Maior avião comercial de todos os tempos, o Airbus A380 é uma máquina que desperta enorme curiosidade do público. Uma dúvida frequente sobre a colossal aeronave de 575 toneladas (peso máximo de decolagem) é se ela enfrenta mais turbulência em voo pelo fato de ser tão grande.

A explicação para essa questão já é conhecida há mais de 300 anos e quem matou a charada foi o físico britânico Isaac Newton. “A toda ação há sempre uma reação oposta e de igual intensidade: as ações mútuas de dois corpos um sobre o outro são sempre iguais e dirigidas em sentidos opostos”, diz a Terceira Lei de Newton.

A turbulência em voo é causada por variações na atmosfera. Quanto mais instável for o fluxo de ar, maior será a instabilidade de uma aeronave em voo. Nesse caso, quanto menor for a resistência de uma asa ao fluxo de ar, maior é a probabilidade de ela reagir. Resumindo de uma forma simples: aviões com asas pequenas geram menos sustentação, o que implica em mais turbulência.

Aeronaves como o A380 tem asas enormes.

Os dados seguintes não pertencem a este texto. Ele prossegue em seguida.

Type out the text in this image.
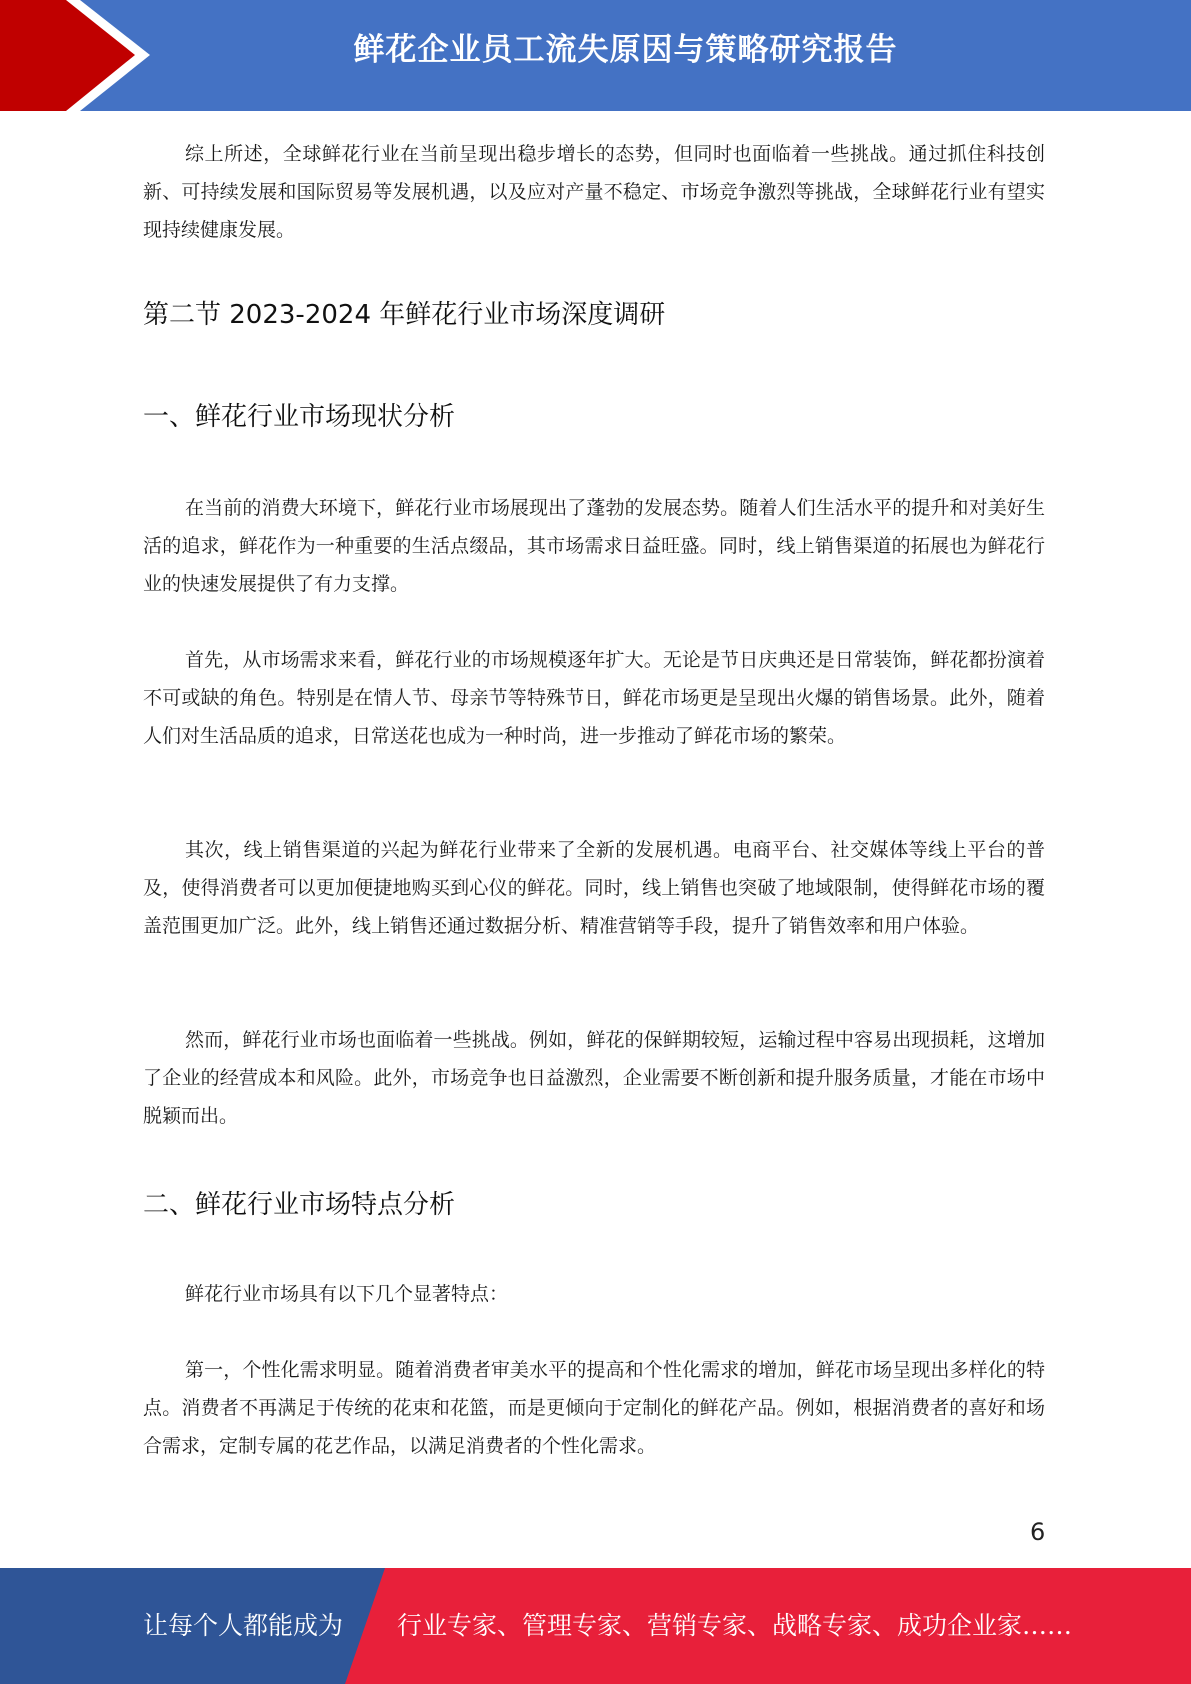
鲜花企业员工流失原因与策略研究报告

综上所述，全球鲜花行业在当前呈现出稳步增长的态势，但同时也面临着一些挑战。通过抓住科技创新、可持续发展和国际贸易等发展机遇，以及应对产量不稳定、市场竞争激烈等挑战，全球鲜花行业有望实现持续健康发展。

第二节 2023-2024 年鲜花行业市场深度调研
一、鲜花行业市场现状分析

在当前的消费大环境下，鲜花行业市场展现出了蓬勃的发展态势。随着人们生活水平的提升和对美好生活的追求，鲜花作为一种重要的生活点缀品，其市场需求日益旺盛。同时，线上销售渠道的拓展也为鲜花行业的快速发展提供了有力支撑。

首先，从市场需求来看，鲜花行业的市场规模逐年扩大。无论是节日庆典还是日常装饰，鲜花都扮演着不可或缺的角色。特别是在情人节、母亲节等特殊节日，鲜花市场更是呈现出火爆的销售场景。此外，随着人们对生活品质的追求，日常送花也成为一种时尚，进一步推动了鲜花市场的繁荣。

其次，线上销售渠道的兴起为鲜花行业带来了全新的发展机遇。电商平台、社交媒体等线上平台的普及，使得消费者可以更加便捷地购买到心仪的鲜花。同时，线上销售也突破了地域限制，使得鲜花市场的覆盖范围更加广泛。此外，线上销售还通过数据分析、精准营销等手段，提升了销售效率和用户体验。

然而，鲜花行业市场也面临着一些挑战。例如，鲜花的保鲜期较短，运输过程中容易出现损耗，这增加了企业的经营成本和风险。此外，市场竞争也日益激烈，企业需要不断创新和提升服务质量，才能在市场中脱颖而出。

二、鲜花行业市场特点分析

鲜花行业市场具有以下几个显著特点：

第一，个性化需求明显。随着消费者审美水平的提高和个性化需求的增加，鲜花市场呈现出多样化的特点。消费者不再满足于传统的花束和花篮，而是更倾向于定制化的鲜花产品。例如，根据消费者的喜好和场合需求，定制专属的花艺作品，以满足消费者的个性化需求。

6
让每个人都能成为 行业专家、管理专家、营销专家、战略专家、成功企业家……
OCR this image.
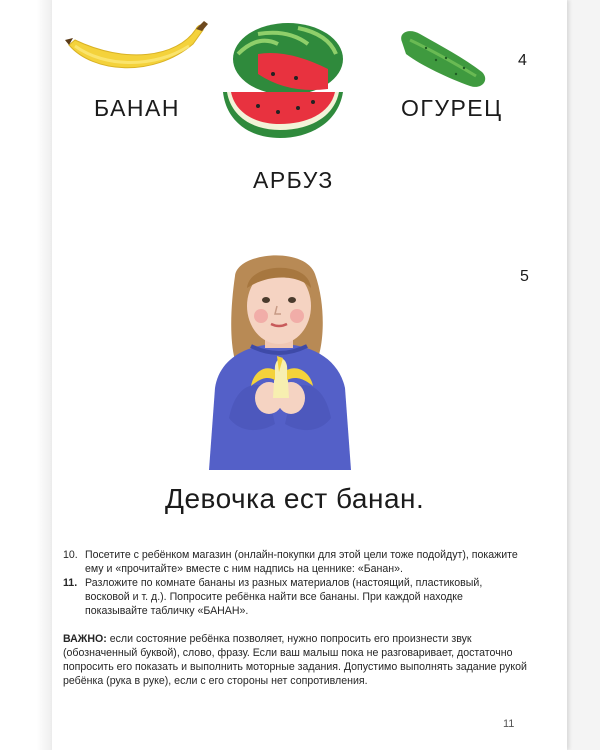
БАНАН
АРБУЗ
ОГУРЕЦ
4
5
Девочка ест банан.

10. Посетите с ребёнком магазин (онлайн-покупки для этой цели тоже подойдут), покажите ему и «прочитайте» вместе с ним надпись на ценнике: «Банан».

11. Разложите по комнате бананы из разных материалов (настоящий, пластиковый, восковой и т. д.). Попросите ребёнка найти все бананы. При каждой находке показывайте табличку «БАНАН».

ВАЖНО: если состояние ребёнка позволяет, нужно попросить его произнести звук (обозначенный буквой), слово, фразу. Если ваш малыш пока не разговаривает, достаточно попросить его показать и выполнить моторные задания. Допустимо выполнять задание рукой ребёнка (рука в руке), если с его стороны нет сопротивления.

11
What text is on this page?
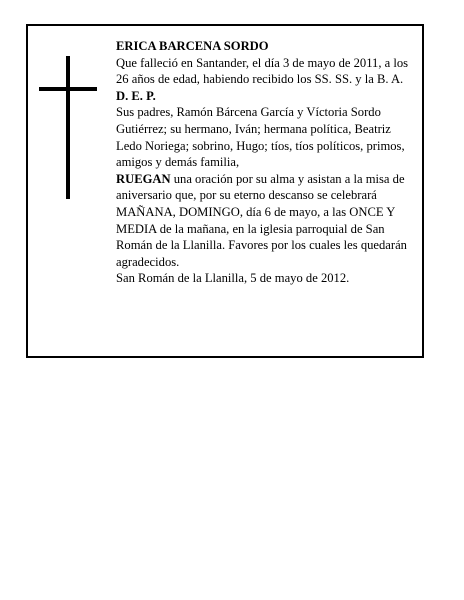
ERICA BARCENA SORDO

Que falleció en Santander, el día 3 de mayo de 2011, a los 26 años de edad, habiendo recibido los SS. SS. y la B. A.

D. E. P.

Sus padres, Ramón Bárcena García y Víctoria Sordo Gutiérrez; su hermano, Iván; hermana política, Beatriz Ledo Noriega; sobrino, Hugo; tíos, tíos políticos, primos, amigos y demás familia,

RUEGAN una oración por su alma y asistan a la misa de aniversario que, por su eterno descanso se celebrará MAÑANA, DOMINGO, día 6 de mayo, a las ONCE Y MEDIA de la mañana, en la iglesia parroquial de San Román de la Llanilla. Favores por los cuales les quedarán agradecidos.

San Román de la Llanilla, 5 de mayo de 2012.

O gigante da Airbus tem incríveis 79,7 metros de envergadura e uma área alar de 845 m². Tomando como exemplo outro jato do fabricante europeu, o A320 tem 35,8 m de envergadura e área alar de 124 m². Portanto, a resposta em geral é: quanto maior a asa do avião, mais suave será o voo.

Suave na nave: quanto maior a asa do avião, mais estável é o voo (Airbus)

Se você estiver em um A380 voando em turbulência muito brusca, um A320 voando logo atrás dele provavelmente estará enfrentando um balanço assustador. Mas não se preocupe: seja o avião pequeno ou grande, os pilotos contam com recursos para antecipar essas situações e contornar o mau tempo ou ao menos escolher um caminho mais estável.

Comentando sobre esse tema no site de perguntas e respostas Quora, Doug Hanchard, ex-piloto de linha aérea com mais de 7.000 horas de voo, disse que a única forma de um A380 sucumbir a uma turbulência seria se ele passasse bem no meio de uma microburst (fortes colunas de ventos em direção ao solo) com mais de 12.250 m² de extensão com ventos descendentes de 920 km/h. A boa notícia é que esse tipo esse fenômeno nunca aconteceu com essa intensidade.